Monday, 30 June 2008






With boxes and suitcases all over the landing and cluttering about the house there was only ten minutes till the bathroom men were due to arrive. Why oh why does R still leave everything to the last minute and why oh why do I still expect anything less even after 30 years of marriage I still must be clinging on to the hope that one day he'll be so organised and move quickly and seem to have a good clear plan on how to do things...and in the meantime I'll remained dissapointed and frustrated. Perhaps I would be better off just excepting that somehow he manages to get things sort of done (we've got piles of stuff in the bedroom and tonight this will involve climbing over stuff to get into bed grrrrr!!) and that it all comes together in the end somehow. I suppose I feel that the somehow is largely as a result of me nagging and that if I didn't nothing would get done...but would it...somehow?




The bathroom is now an empty shell with rotten floor boards where the bath used to be and again that was where R did not put sealant around the bath when decorating and we all flooded the place blaming Phil when the water poured through the kitchen ceiling without realising that it was just a build up and poor Phil was just the last one to use the shower.


We've yet to find wall tiles and they apparently need these for Thursday or Friday so have to go back yet again (third time for tile shops) to look for tiles. I am drawn to wildly expensive ones and R is drawn like a magnet to cheapy ones so hopefully a compromise will be found.















Sunday, 29 June 2008

A New Era

Its a new era, a new age and so I felt the need for a new blog. Out with the flirty forties with tales of lust and lusting after various men. Out with the gorgeous Mr V and various others and now time for a calmer me I am thinking, a me that likes gardening out the front and chatting to neighbours, looking after my family and cleaning. A me that likes to potter...so I guess if you want something more exciting than that then stop reading this right now...move away and find the exciting lives of others posted on here or near by, but if you want random ramblings of a woman having a quiet midlife crisis then continue on....on to where? I have not got a clue.

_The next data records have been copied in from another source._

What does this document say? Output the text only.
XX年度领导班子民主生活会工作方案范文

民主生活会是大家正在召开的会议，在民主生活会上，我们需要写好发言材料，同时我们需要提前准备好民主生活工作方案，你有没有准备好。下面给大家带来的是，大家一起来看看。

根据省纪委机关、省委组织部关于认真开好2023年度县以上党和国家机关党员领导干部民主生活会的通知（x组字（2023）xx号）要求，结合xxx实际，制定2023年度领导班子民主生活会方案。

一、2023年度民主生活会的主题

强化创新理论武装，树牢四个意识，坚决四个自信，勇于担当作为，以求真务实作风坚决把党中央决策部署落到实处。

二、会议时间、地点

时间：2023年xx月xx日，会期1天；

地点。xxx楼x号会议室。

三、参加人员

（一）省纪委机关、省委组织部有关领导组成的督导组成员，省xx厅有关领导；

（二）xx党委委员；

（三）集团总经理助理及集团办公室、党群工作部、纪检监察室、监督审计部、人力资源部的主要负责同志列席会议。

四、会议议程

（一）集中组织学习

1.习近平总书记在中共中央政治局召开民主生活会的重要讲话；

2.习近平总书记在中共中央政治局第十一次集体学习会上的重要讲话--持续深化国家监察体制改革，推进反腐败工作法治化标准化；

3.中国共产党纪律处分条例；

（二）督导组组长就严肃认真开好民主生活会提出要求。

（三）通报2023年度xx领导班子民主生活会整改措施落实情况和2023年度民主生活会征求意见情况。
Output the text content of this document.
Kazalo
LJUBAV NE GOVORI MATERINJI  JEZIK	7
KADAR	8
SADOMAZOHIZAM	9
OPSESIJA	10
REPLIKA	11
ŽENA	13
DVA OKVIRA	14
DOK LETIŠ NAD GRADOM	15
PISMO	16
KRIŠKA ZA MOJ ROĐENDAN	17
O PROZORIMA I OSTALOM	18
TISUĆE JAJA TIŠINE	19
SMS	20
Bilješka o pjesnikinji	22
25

So whats happening at the moment. Its the eve of my 29th wedding anniversary and for the most part a sort of calm has entered our lives punctuated by my nagging and his horrible and childish temper tantrums when some inanimate object like the iron does not work properly. Other than that we mumble and bumble along, getting slightly on each others nerves but trying for once to be polite and considerate and not always suspect the other of some foul play.

Tomorrow is the day that work starts on the bathroom. I'm dreading the mess, the upheaval the lack of bath or sink and the fluctuations of when we can flush or not...I am also looking forward to the first time since I got married to having a newly decorated bathroom with a power shower. I know these things are what most people just take for granted but I have had to wait till I am just 3 days off 50 to get my own bathroom.

Yes thats right the 50th birthday is bearing down on me and I cannot quite believe that I will be a 50 year old woman. 50 year olds are old and I am not old. 50 year olds are sensible and boring and tired and don't have ambition or sex drive or like good music and I like all those things.
I've been in crisis about this birthday since Christmas I think and have steadily got more depressed and anxious and unhappy about my looks and weight hence giving up the gorgeous Mr V and yet seemingly unable to do anything about it ie lose weight and exercise. Instead I eat and drink and slouch and slob and hate it when I look fat in photo's and pregnant in some outfits....on the other hand grabbing a handful of my fat tummy feels strangely comforting.